Failure to perform any of these tasks, among others, could undermine the entire investigation. That is why it is critical for auditors to know the red flags for potential fraudulent or criminal activity, and to understand their responsibility to step back and let trained investigators take over if they don't have the necessary expertise. Some audit departments are resourced with skilled investigators, but most will have to look externally for the expertise needed. Here are a few things to keep in mind if potential fraud pops up during an audit:
Trust your instincts. If something feels wrong, it often is. I'm not recommending that every gut feeling leads to criminal activity, but if your instincts tell you something isn't right, take it seriously and seek guidance, if necessary.
Don't wait. Communicate when red flags are noticed. If you have skilled investigators internally, you hopefully are communicating with them regularly. Even if you don't have them, keep your leaders in the loop and bring in skilled investigators as early as possible. It's better to err on the side of caution than to risk spoiling the investigation and missing the opportunity to stop a criminal due to a technicality.
Don't confront the suspects. This should be a no-brainer, but it happens. In a typical investigation, the suspect is the last person you talk to, and then only after you've gathered all the information you can and know precisely what steps you need to take.
Be clear on roles and responsibilities. This is particularly important if continuing to audit related areas in parallel to the investigation. Everyone involved needs to know what everyone else is doing to ensure no one mistakenly undermines the investigation.
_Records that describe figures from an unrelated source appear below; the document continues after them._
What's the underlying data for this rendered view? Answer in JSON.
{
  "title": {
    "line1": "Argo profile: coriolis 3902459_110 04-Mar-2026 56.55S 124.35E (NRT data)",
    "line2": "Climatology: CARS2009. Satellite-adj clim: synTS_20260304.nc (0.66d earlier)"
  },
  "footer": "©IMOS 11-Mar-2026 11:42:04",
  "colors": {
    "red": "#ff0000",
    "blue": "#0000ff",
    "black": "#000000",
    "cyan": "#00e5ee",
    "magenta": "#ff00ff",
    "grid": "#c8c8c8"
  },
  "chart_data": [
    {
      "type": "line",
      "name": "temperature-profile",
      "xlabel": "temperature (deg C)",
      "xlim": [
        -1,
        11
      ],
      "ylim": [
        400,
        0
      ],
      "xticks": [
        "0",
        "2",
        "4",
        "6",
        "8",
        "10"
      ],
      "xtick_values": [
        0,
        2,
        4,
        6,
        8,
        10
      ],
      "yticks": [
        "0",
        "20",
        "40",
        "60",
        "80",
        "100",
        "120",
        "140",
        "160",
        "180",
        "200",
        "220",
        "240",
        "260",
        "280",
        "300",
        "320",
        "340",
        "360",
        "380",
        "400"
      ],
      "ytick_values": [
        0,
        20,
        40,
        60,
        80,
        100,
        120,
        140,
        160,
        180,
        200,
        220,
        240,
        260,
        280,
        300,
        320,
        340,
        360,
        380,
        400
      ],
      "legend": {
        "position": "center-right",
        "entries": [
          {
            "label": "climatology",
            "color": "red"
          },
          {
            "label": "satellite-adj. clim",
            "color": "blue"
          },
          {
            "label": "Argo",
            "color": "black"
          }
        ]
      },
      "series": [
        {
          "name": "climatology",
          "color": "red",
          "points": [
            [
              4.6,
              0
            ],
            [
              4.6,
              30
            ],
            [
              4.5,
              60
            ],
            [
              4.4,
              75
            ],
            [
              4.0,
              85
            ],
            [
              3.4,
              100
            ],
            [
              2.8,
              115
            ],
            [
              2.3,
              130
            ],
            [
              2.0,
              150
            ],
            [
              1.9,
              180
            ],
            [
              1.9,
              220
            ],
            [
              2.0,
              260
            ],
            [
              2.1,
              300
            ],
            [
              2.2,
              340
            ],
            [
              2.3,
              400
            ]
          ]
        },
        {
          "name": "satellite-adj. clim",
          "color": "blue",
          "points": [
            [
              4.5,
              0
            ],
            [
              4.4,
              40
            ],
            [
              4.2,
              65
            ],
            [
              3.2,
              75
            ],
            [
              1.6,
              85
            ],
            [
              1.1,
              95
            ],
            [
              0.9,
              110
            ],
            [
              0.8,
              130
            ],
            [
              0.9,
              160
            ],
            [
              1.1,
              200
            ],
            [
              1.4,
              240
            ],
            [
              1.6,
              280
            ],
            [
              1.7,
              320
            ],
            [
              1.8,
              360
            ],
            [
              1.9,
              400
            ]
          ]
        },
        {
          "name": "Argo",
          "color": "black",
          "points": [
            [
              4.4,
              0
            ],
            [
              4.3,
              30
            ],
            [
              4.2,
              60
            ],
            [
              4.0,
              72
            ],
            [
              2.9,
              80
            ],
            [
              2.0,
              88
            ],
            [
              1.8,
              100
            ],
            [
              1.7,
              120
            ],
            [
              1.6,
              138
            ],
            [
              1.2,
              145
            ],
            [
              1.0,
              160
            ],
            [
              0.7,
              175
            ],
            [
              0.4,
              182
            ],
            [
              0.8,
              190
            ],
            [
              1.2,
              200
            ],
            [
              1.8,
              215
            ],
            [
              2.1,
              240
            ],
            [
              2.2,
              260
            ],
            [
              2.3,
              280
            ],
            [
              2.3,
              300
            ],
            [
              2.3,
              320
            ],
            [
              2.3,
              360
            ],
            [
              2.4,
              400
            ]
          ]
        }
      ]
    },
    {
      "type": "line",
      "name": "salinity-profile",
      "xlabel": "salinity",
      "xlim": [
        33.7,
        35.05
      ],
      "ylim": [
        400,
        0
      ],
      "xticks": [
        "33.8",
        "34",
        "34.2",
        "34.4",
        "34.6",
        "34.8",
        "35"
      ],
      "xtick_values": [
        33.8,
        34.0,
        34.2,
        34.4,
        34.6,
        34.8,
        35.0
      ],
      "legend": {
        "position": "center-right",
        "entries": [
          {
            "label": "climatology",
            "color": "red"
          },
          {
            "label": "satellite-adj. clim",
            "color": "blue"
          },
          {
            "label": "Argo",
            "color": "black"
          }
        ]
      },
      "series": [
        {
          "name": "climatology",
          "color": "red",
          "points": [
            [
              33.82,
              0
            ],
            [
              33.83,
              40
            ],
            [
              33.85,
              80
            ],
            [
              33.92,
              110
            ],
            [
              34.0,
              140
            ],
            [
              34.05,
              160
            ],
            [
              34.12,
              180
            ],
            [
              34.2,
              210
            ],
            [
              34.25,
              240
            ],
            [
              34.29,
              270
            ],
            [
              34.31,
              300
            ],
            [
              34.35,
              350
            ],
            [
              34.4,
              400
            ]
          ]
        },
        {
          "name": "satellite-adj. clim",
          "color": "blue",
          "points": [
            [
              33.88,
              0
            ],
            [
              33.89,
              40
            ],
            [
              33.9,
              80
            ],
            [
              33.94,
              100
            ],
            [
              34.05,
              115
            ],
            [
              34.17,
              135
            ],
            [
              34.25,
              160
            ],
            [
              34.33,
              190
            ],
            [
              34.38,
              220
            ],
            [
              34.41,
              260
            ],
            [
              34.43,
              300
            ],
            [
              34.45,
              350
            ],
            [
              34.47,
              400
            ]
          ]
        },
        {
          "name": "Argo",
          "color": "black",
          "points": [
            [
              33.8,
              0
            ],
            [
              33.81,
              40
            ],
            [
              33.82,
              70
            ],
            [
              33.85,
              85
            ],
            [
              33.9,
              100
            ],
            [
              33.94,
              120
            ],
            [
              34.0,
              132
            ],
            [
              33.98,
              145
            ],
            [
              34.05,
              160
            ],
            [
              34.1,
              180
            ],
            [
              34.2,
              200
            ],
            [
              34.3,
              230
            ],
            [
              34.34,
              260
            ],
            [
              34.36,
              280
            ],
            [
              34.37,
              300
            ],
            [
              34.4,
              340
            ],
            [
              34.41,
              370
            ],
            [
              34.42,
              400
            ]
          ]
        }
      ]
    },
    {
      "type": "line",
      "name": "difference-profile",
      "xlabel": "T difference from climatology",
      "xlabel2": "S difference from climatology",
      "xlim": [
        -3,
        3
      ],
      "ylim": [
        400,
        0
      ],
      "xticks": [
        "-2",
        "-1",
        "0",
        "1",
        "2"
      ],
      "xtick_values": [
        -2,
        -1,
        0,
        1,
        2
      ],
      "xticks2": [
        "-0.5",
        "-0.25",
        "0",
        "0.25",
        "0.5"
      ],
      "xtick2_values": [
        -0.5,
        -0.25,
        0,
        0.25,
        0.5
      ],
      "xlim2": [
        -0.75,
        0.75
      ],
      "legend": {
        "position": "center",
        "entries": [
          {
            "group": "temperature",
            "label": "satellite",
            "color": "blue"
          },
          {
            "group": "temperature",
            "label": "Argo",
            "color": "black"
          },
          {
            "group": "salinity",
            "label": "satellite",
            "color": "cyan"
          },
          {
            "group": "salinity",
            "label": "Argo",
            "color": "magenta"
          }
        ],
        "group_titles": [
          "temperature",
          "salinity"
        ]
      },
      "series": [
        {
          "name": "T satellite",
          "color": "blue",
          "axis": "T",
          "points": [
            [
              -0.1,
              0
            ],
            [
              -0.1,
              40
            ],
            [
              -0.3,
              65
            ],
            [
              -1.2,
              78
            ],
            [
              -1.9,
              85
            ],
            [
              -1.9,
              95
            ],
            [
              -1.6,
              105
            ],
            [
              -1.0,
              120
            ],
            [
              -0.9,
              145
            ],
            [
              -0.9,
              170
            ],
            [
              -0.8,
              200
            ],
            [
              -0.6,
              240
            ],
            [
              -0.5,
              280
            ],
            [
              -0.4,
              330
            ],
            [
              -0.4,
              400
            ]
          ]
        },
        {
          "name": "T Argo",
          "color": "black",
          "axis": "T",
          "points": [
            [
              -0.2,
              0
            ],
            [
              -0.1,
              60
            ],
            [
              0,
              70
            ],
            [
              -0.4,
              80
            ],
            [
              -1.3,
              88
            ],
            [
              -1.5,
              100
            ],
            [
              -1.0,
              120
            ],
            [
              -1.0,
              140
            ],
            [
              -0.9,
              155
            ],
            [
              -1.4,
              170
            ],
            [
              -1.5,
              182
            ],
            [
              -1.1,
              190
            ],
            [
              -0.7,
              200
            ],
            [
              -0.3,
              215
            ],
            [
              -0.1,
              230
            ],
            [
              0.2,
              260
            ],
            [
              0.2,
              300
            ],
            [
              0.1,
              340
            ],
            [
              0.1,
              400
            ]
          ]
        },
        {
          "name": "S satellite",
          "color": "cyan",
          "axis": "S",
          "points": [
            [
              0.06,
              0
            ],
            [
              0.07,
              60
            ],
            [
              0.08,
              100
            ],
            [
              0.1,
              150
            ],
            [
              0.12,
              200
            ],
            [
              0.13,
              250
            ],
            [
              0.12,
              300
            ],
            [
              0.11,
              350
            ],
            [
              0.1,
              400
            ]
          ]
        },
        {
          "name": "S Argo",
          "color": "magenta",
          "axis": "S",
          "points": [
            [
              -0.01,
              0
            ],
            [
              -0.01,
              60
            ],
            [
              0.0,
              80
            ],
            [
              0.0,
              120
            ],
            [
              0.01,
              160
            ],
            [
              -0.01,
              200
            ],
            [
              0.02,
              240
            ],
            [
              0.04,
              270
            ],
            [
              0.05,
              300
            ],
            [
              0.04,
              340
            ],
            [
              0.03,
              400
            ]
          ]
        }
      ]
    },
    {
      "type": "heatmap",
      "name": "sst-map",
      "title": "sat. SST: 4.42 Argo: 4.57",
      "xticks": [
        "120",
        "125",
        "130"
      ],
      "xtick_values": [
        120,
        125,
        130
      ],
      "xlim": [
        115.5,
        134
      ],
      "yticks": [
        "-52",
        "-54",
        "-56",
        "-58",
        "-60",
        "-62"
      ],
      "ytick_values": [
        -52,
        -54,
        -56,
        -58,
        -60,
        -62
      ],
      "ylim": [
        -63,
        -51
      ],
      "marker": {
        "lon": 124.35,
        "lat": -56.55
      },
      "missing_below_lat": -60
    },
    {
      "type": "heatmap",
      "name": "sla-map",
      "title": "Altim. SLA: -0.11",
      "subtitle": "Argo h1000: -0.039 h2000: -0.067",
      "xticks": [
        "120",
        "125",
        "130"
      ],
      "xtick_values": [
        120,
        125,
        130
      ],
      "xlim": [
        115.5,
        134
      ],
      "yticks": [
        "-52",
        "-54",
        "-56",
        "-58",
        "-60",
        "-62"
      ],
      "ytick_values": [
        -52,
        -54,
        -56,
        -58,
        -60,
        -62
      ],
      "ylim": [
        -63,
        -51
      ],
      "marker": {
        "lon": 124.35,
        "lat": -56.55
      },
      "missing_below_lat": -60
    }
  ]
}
Audits can turn into investigations quickly. It is critical that all auditors are trained to recognize the red flags and have access to leaders and experts who can guide them through the appropriate next steps. Internal audit leaders must develop, or hire, the appropriate investigative skills on staff or have the ability to bring in external experts when needed. In the end, we all want to end fraud in our organizations and, as with all risks, we must be able to leverage the right resources at the right time.
That's my point of view, I'd be happy to hear yours.